Lessons from Compost
Even the smallest efforts have meaning
If you’ve ever stood beside a compost pile on a cool morning, you know the smell—earthy and sweet. Steam rises from the pile like breath. Beneath the surface, banana peels, leaves, and coffee grounds mingle with straw, air and moisture, slowly becoming something rich and dark... and new.
Compost is a magic, sacred process. The alchemy of endings.
In nature, decay is not destruction, it’s transformation. What looks like death is life reorganizing itself.
Spend time near a compost heap and you’ll see it’s a vibrant community of helpers: bacteria, fungi, worms, beetles—all working together. Tiny and industrious, they know their purpose. They’ve been at it since before humans walked the Earth.
Their secret is balance: browns and greens, moisture and air. Too much of one thing, and the pile goes cold. With the right mix, transformation unfolds quietly and beautifully.
We humans can’t force compost to happen, but we can create the conditions for it. And we can participate in the process. We can do our part.
What Compost Teaches
What can we learn from how nature transforms waste into life-giving soil?
In our own lives, we carry layers of experience—fresh green emotions, dry brown memories. When we hold them in balance, life transforms us. When we cling to what should decay, we block the miracle.
Compost teaches patience, humility, and trust in unseen processes. It teaches us that even the smallest efforts have meaning. Think of the earthworms, doing the quiet work of turning what was discarded into nourishment for plants.
The Alchemist
Modern mystic Thomas Berry described Earth as “a communion of subjects, not a collection of objects.” His work taught that the natural world itself is sacred reality—a living revelation.
In 2013, Loretta and I took a journey to several Thomas Berry–inspired eco-spirituality centers across the U.S. This journey was a tribute to her brother John, who had died the year before. Our intention was to retrace his steps.
I used to call John “the ecozoic handyman.” John was extremely handy. He traveled the country offering his gift to these places. Stacking wood for Green Mountain Monastery, fixing plumbing for Genesis Farm, repairing a broken irrigation line at our very own Dancing TreePeople Farm. This was his response to being touched by Thomas Berry’s work.
When Loretta and I arrived at Timberlake Farm Earth Sanctuary in North Carolina, we met Caroline Toben, a close collaborator of Thomas Berry. She offered us a tour on Timberlake, and shared the conversations she had had with Thomas. I was struck by how the very places John had helped repair were still quietly thriving—his handiwork composting into ongoing life.

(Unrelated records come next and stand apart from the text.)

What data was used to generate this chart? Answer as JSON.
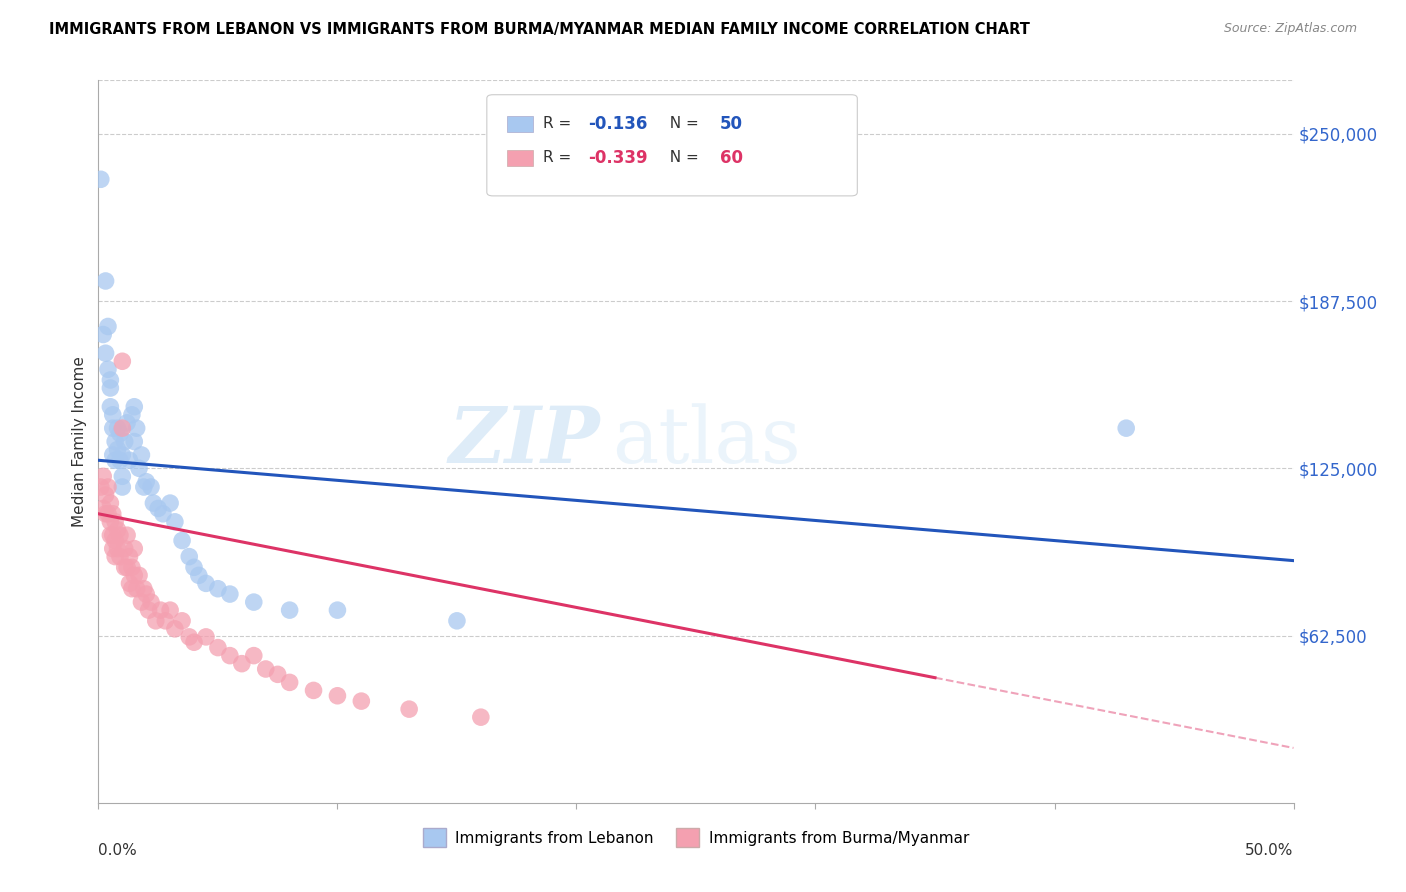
{
  "title": "IMMIGRANTS FROM LEBANON VS IMMIGRANTS FROM BURMA/MYANMAR MEDIAN FAMILY INCOME CORRELATION CHART",
  "source": "Source: ZipAtlas.com",
  "ylabel": "Median Family Income",
  "ytick_labels": [
    "$62,500",
    "$125,000",
    "$187,500",
    "$250,000"
  ],
  "ytick_values": [
    62500,
    125000,
    187500,
    250000
  ],
  "ylim": [
    0,
    270000
  ],
  "xlim": [
    0.0,
    0.5
  ],
  "legend_label1": "Immigrants from Lebanon",
  "legend_label2": "Immigrants from Burma/Myanmar",
  "r1": -0.136,
  "n1": 50,
  "r2": -0.339,
  "n2": 60,
  "color_lebanon": "#a8c8f0",
  "color_burma": "#f4a0b0",
  "color_line_lebanon": "#2255bb",
  "color_line_burma": "#dd3366",
  "watermark_zip": "ZIP",
  "watermark_atlas": "atlas",
  "lebanon_x": [
    0.001,
    0.002,
    0.003,
    0.003,
    0.004,
    0.004,
    0.005,
    0.005,
    0.005,
    0.006,
    0.006,
    0.006,
    0.007,
    0.007,
    0.008,
    0.008,
    0.009,
    0.009,
    0.01,
    0.01,
    0.01,
    0.011,
    0.012,
    0.013,
    0.014,
    0.015,
    0.015,
    0.016,
    0.017,
    0.018,
    0.019,
    0.02,
    0.022,
    0.023,
    0.025,
    0.027,
    0.03,
    0.032,
    0.035,
    0.038,
    0.04,
    0.042,
    0.045,
    0.05,
    0.055,
    0.065,
    0.08,
    0.1,
    0.15,
    0.43
  ],
  "lebanon_y": [
    233000,
    175000,
    195000,
    168000,
    162000,
    178000,
    158000,
    148000,
    155000,
    140000,
    130000,
    145000,
    135000,
    128000,
    140000,
    132000,
    138000,
    128000,
    130000,
    122000,
    118000,
    135000,
    142000,
    128000,
    145000,
    135000,
    148000,
    140000,
    125000,
    130000,
    118000,
    120000,
    118000,
    112000,
    110000,
    108000,
    112000,
    105000,
    98000,
    92000,
    88000,
    85000,
    82000,
    80000,
    78000,
    75000,
    72000,
    72000,
    68000,
    140000
  ],
  "burma_x": [
    0.001,
    0.002,
    0.002,
    0.003,
    0.003,
    0.004,
    0.004,
    0.005,
    0.005,
    0.005,
    0.006,
    0.006,
    0.006,
    0.007,
    0.007,
    0.007,
    0.008,
    0.008,
    0.009,
    0.009,
    0.01,
    0.01,
    0.011,
    0.011,
    0.012,
    0.012,
    0.013,
    0.013,
    0.014,
    0.014,
    0.015,
    0.015,
    0.016,
    0.017,
    0.018,
    0.019,
    0.02,
    0.021,
    0.022,
    0.024,
    0.026,
    0.028,
    0.03,
    0.032,
    0.035,
    0.038,
    0.04,
    0.045,
    0.05,
    0.055,
    0.06,
    0.065,
    0.07,
    0.075,
    0.08,
    0.09,
    0.1,
    0.11,
    0.13,
    0.16
  ],
  "burma_y": [
    118000,
    122000,
    110000,
    115000,
    108000,
    118000,
    108000,
    112000,
    105000,
    100000,
    108000,
    100000,
    95000,
    105000,
    98000,
    92000,
    102000,
    95000,
    100000,
    92000,
    165000,
    140000,
    95000,
    88000,
    100000,
    88000,
    92000,
    82000,
    88000,
    80000,
    95000,
    85000,
    80000,
    85000,
    75000,
    80000,
    78000,
    72000,
    75000,
    68000,
    72000,
    68000,
    72000,
    65000,
    68000,
    62000,
    60000,
    62000,
    58000,
    55000,
    52000,
    55000,
    50000,
    48000,
    45000,
    42000,
    40000,
    38000,
    35000,
    32000
  ]
}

While John had helped with repairs, Carolyn had illuminated Thomas’s work.
Now Carolyn, too, like Thomas, and John, has passed away.
These three reminded me of the helpers in compost. Thomas, John and Carolyn’s gifts live on—quietly nourishing what continues to grow.
Lessons from Sacred Ground
At Dancing TreePeople Farm, I find that the richest soil comes from compost. Each handful holds the memory of everything that came before—leaves, fruit, shells, roots—all merged into one dark, generous body of fertility. It feels and smalls alive.
When I spread that compost in the garden, I think of ancestors, teachers, friends, and seasons past. Their legacy—visible and invisible—have become nourishment for the future.
That is the quiet generosity of compost. It asks nothing but participation.
It says, “Give back what you no longer need, and life will do the rest.”
When we add our own scraps—our mistakes, our fears, our outdated stories—to the great compost of creation, we become part of Earth’s ongoing prayer for renewal.
When we honor compost as sacred, we make room for life to surprise us again.
From Decay to Fertility
By spring, the steam has faded from the pile. I plunge my hands into what remains—soft, fragrant, teeming with unseen life.
In this sacred cycle, life whispers its most faithful promise:
Nothing is ever truly wasted.
What once seemed dead or discarded becomes the dark soil of renewal. The alchemy turns waste into food for what comes next, endings into beginnings.
I’ll close with a few excerpts from Carolyn Toben’s book. Recovering a Sense of the Sacred: Conversations with Thomas Berry.
Thomas: “We need to talk about what to tell future generations, don’t we?
Carolyn: “... what can we tell succeeding generations…about the way into the future…
Thomas paused for a long time and finally began:
“Tell them in the darkness of this time, a vast transformation is occurring in the depths of human consciousness, which is leading to the recovery of the soul, the earth, the universe and a sense of the sacred.
…
Tell them they will meet great companions along the way, including those that burrow in the soil, fly in the air and swim in the sea.
…
Tell them that each of them has a unique part to play in this period of great transition and that each of them brings specialized emotions and imagination to this time and very different ways of knowing.
…
Tell them they can learn to honor all processes of life, even the most difficult.